August in Canada: A Great Time to Kill Your File
By Ken Magill
Hey Canadian email marketers! I have a wonderful summer project for you!
You know how August is always so slow? I know my page views always take a dip and out-of-office replies increase when I send my newsletter in August.
Chances are you experience something similar. Especially in Canada where you spend seven months of every year getting your ass hairs frozen off.
Also, you’re not Europe so even if you have earned four weeks of vacation a year you probably can’t take them all off consecutively and ignore all professional communications the whole time.
So the odds are you’re going to be spending at least some of your time in the office in August.

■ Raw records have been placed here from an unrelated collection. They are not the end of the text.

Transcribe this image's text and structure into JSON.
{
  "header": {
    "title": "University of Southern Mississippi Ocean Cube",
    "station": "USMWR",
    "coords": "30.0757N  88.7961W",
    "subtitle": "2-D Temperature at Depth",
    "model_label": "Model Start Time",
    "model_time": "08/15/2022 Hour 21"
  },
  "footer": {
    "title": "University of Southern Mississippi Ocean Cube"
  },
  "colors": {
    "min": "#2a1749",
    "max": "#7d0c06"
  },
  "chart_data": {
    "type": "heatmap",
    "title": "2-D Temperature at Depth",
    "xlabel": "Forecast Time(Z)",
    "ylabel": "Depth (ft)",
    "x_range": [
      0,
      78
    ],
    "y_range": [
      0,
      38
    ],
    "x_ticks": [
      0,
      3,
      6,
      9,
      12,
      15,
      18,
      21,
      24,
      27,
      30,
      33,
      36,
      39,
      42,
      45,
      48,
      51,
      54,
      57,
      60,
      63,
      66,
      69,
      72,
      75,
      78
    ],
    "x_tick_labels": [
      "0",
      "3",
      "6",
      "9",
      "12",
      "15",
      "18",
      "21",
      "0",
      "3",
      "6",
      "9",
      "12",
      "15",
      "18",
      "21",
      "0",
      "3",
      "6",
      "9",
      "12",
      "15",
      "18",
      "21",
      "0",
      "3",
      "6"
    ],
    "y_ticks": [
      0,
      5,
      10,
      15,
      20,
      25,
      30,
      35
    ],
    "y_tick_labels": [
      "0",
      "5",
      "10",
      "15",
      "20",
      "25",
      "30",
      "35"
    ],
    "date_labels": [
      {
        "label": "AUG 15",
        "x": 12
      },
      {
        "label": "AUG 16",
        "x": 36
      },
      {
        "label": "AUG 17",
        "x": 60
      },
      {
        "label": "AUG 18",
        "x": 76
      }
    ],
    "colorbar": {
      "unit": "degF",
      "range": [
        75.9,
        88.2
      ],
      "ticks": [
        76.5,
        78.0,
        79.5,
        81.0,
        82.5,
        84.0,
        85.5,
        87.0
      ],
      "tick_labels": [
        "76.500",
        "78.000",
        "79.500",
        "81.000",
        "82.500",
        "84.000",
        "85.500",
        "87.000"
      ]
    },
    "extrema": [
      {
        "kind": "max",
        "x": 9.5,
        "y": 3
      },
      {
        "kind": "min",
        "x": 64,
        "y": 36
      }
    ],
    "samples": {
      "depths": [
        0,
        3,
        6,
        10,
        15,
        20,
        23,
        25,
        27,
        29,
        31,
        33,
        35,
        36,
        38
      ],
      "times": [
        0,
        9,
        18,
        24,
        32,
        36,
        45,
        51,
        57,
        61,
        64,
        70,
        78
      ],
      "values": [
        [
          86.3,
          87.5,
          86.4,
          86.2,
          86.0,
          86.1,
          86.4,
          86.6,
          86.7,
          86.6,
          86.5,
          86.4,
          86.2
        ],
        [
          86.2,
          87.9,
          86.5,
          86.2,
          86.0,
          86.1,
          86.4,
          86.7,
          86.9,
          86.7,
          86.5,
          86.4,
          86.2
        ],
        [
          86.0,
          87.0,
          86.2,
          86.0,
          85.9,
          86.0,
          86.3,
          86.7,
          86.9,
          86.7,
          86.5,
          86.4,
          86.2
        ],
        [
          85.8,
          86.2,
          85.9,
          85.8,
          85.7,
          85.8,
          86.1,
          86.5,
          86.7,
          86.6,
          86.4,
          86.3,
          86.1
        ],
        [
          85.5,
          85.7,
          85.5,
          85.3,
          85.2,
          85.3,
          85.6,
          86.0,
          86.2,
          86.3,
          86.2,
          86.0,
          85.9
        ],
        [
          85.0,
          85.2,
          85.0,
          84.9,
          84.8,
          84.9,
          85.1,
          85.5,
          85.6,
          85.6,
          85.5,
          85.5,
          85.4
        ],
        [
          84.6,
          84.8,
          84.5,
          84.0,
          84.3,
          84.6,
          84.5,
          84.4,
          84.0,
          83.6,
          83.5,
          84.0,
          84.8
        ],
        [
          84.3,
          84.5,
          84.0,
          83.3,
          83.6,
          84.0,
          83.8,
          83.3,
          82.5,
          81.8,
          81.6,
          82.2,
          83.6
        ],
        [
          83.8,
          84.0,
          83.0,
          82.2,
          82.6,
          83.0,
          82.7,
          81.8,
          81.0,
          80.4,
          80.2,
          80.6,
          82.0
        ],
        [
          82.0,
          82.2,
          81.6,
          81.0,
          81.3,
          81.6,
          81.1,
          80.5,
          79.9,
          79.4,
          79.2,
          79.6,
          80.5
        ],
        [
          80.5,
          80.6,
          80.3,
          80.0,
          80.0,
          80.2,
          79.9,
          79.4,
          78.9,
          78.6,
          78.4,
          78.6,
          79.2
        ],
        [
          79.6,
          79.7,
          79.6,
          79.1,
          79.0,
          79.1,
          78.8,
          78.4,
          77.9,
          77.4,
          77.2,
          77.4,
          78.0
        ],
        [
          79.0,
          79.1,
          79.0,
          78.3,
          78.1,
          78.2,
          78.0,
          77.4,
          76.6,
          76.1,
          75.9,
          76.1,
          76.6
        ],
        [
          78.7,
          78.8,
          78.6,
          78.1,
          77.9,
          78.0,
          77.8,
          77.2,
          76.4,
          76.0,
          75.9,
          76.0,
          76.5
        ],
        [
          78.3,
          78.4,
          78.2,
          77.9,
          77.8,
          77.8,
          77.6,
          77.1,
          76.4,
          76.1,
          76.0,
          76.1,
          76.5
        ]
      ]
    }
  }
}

And you know things are going to be slow.
So what better time do a little cleaning? Hmmmm. What should you clean? Your desk? Naaaah. Too small.
I’m thinking bigger here. Much bigger.
I’m thinking August is the perfect time to clean your email file. And by “clean” I mean decimate it. Take that SOB, send a couple messages asking if your subscribers still want to hear from you and get rid of everyone who doesn’t respond.
What? What’s that you’re saying? Re-permissioning your file will trim it by 90 percent? It will destroy the most powerful dollar-for-dollar marketing tactic you have?
But you’ll be left with a list of people who really want to hear from you. Isn’t that what you really want? Isn’t that what every email marketer should really want?
That’s what John Lawford, executive director of Canada’s Public Interest Advocacy Centre, says you should want.
In a recent article on ITBusiness.ca, Lawford said Canada’s anti-spam law will make your business better. After all, who better to assess your business’s future than a so-called consumer advocate?
“It will reduce scattershot marketing, where you have somewhat dubious or older lists and you just keep sending stuff, where you’re not really sure if you have any connection with the consumer really, because you haven’t established it in years,” Lawford said, according to the article.
“It’s not the end of the world. It’ll be fine and the act doesn’t stop you from using email. It just says consumers get to decide whether they want the emails or not … So longer term, I think it’ll be helpful because you’ll have clean lists of people that really want to know about your product or whatever you’re selling.”
The article closed with a final bit of email-marketing wisdom from Lawford:
“There’s no real way to gauge how customers will react to requests for explicit consent, Lawford says, but at least businesses can be prepared. He says it may make a good summertime project, especially if this is a slow period for some companies.”
So you see? Wrecking your email list this summer wasn’t even my idea! It was consumer advocate/email-marketing expert John Lawford’s!
Never mind that Canada’s anti-spam law has been delayed repeatedly for three years and the folks who are claiming it will finally go into force this fall may be exhibiting wishful thinking.
Never mind that you and others in your company took 15 years to build your email file and that it’s your best-performing business asset. And never mind that the vast majority of any company’s regular customers are disengaged with the brand and won’t respond to a prompt for permission.
Lastly, never mind that any company that attempted to pitch only people who really wanted to hear from it would be out of business faster than you can say: “Canada’s is the most misguided anti-spam law in the world.”
Go ahead. Re-permission your email list before the law even goes into effect. Wreck it. It’ll be a fun summer project.